The page description doesn't actually describe the plot of either film.
- Men Are the Expendable Gender: When Ares starts massacring Andromeda's army, the lone female's death is depicted as uniquely horrible and a personal betrayal, while around half a dozen male soldiers are killed with no fanfare.
triton has repeatedly removed this example from the page, asserting that "her sex had nothing to do with it", and that the female character's death is depicted as worse than the men's because she has a personal history with her killer and was expecting him to protect her.
My view is that this is missing the point, because that's why it's an example of Men Are the Expendable Gender. To quote the trope page: "If the story requires random anonymous characters to die just to move the plot forward, they'll likely be male. If the plot requires a tragic death that motivates the protagonists or shows how evil the villains are, the victim will be female."

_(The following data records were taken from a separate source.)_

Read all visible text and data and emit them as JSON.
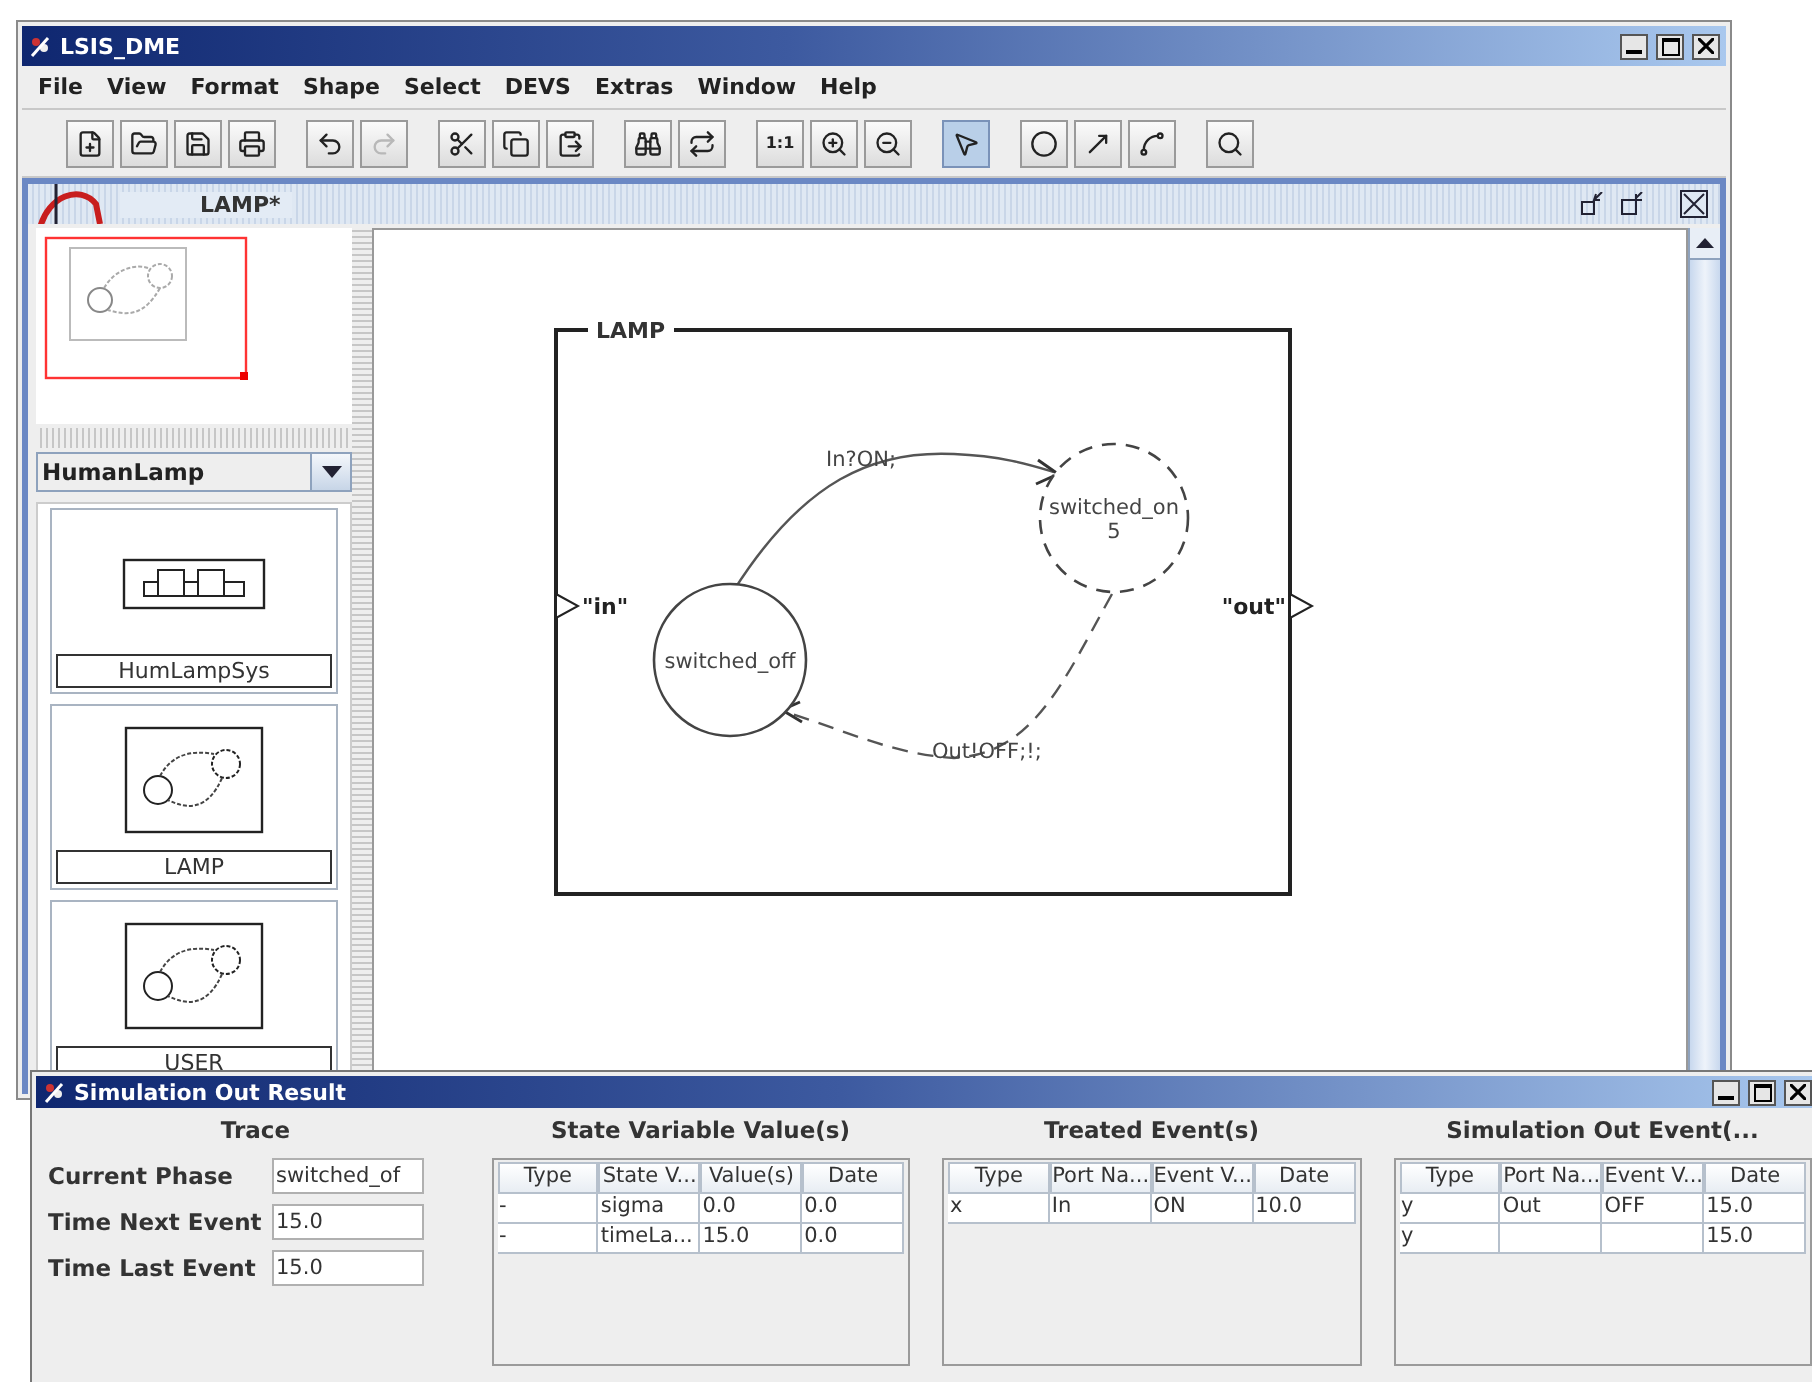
{
  "window": {
    "title": "LSIS_DME"
  },
  "menu": [
    {
      "label": "File"
    },
    {
      "label": "View"
    },
    {
      "label": "Format"
    },
    {
      "label": "Shape"
    },
    {
      "label": "Select"
    },
    {
      "label": "DEVS"
    },
    {
      "label": "Extras"
    },
    {
      "label": "Window"
    },
    {
      "label": "Help"
    }
  ],
  "toolbar": [
    {
      "buttons": [
        {
          "kind": "new",
          "selected": false,
          "disabled": false
        },
        {
          "kind": "open",
          "selected": false,
          "disabled": false
        },
        {
          "kind": "save",
          "selected": false,
          "disabled": false
        },
        {
          "kind": "print",
          "selected": false,
          "disabled": false
        }
      ]
    },
    {
      "buttons": [
        {
          "kind": "undo",
          "selected": false,
          "disabled": false
        },
        {
          "kind": "redo",
          "selected": false,
          "disabled": true
        }
      ]
    },
    {
      "buttons": [
        {
          "kind": "cut",
          "selected": false,
          "disabled": false
        },
        {
          "kind": "copy",
          "selected": false,
          "disabled": false
        },
        {
          "kind": "paste",
          "selected": false,
          "disabled": false
        }
      ]
    },
    {
      "buttons": [
        {
          "kind": "find",
          "selected": false,
          "disabled": false
        },
        {
          "kind": "replace",
          "selected": false,
          "disabled": false
        }
      ]
    },
    {
      "buttons": [
        {
          "kind": "actual-size",
          "label": "1:1",
          "selected": false,
          "disabled": false
        },
        {
          "kind": "zoom-in",
          "selected": false,
          "disabled": false
        },
        {
          "kind": "zoom-out",
          "selected": false,
          "disabled": false
        }
      ]
    },
    {
      "buttons": [
        {
          "kind": "pointer",
          "selected": true,
          "disabled": false
        }
      ]
    },
    {
      "buttons": [
        {
          "kind": "ellipse",
          "selected": false,
          "disabled": false
        },
        {
          "kind": "arrow",
          "selected": false,
          "disabled": false
        },
        {
          "kind": "curve",
          "selected": false,
          "disabled": false
        }
      ]
    },
    {
      "buttons": [
        {
          "kind": "zoom",
          "selected": false,
          "disabled": false
        }
      ]
    }
  ],
  "document": {
    "title": "LAMP*"
  },
  "library": {
    "value": "HumanLamp",
    "items": [
      {
        "label": "HumLampSys",
        "kind": "coupled"
      },
      {
        "label": "LAMP",
        "kind": "atomic"
      },
      {
        "label": "USER",
        "kind": "atomic"
      }
    ]
  },
  "diagram": {
    "model": "LAMP",
    "ports": [
      {
        "label": "\"in\"",
        "kind": "input"
      },
      {
        "label": "\"out\"",
        "kind": "output"
      }
    ],
    "states": [
      {
        "name": "switched_off",
        "dashed": false
      },
      {
        "name": "switched_on",
        "time": "5",
        "dashed": true
      }
    ],
    "transitions": [
      {
        "label": "In?ON;",
        "dashed": false
      },
      {
        "label": "Out!OFF;!;",
        "dashed": true
      }
    ]
  },
  "simulation": {
    "title": "Simulation Out Result",
    "trace": {
      "heading": "Trace",
      "fields": [
        {
          "label": "Current Phase",
          "value": "switched_of"
        },
        {
          "label": "Time Next Event",
          "value": "15.0"
        },
        {
          "label": "Time Last Event",
          "value": "15.0"
        }
      ]
    },
    "tables": [
      {
        "heading": "State Variable Value(s)",
        "columns": [
          "Type",
          "State V...",
          "Value(s)",
          "Date"
        ],
        "rows": [
          [
            "-",
            "sigma",
            "0.0",
            "0.0"
          ],
          [
            "-",
            "timeLa...",
            "15.0",
            "0.0"
          ]
        ]
      },
      {
        "heading": "Treated Event(s)",
        "columns": [
          "Type",
          "Port Na...",
          "Event V...",
          "Date"
        ],
        "rows": [
          [
            "x",
            "In",
            "ON",
            "10.0"
          ]
        ]
      },
      {
        "heading": "Simulation Out Event(...",
        "columns": [
          "Type",
          "Port Na...",
          "Event V...",
          "Date"
        ],
        "rows": [
          [
            "y",
            "Out",
            "OFF",
            "15.0"
          ],
          [
            "y",
            "",
            "",
            "15.0"
          ]
        ]
      }
    ]
  }
}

To my mind, that's exactly what this is. A bunch of men get casually killed off because that's how war is, but when the writers want to show he's really evil they do it by having him kill the one female character right after she's turned to him for protection.
Edited by PaulA
Ancient Grome doesn't apply here as pertains to the soldiers' dress. Muscle cuirasses were worn by hoplites, their helmets are Corinthian style, and their shields are aspi (aka hoplon) style. And I don't remember what the Red Shirts used (I haven't seen this in a long while), but the swords used by Draco and Perseus look nothing like a gladius. So if they're dressed like Romans, they're dressed like Romans when Romans dressed and fought like Greeks.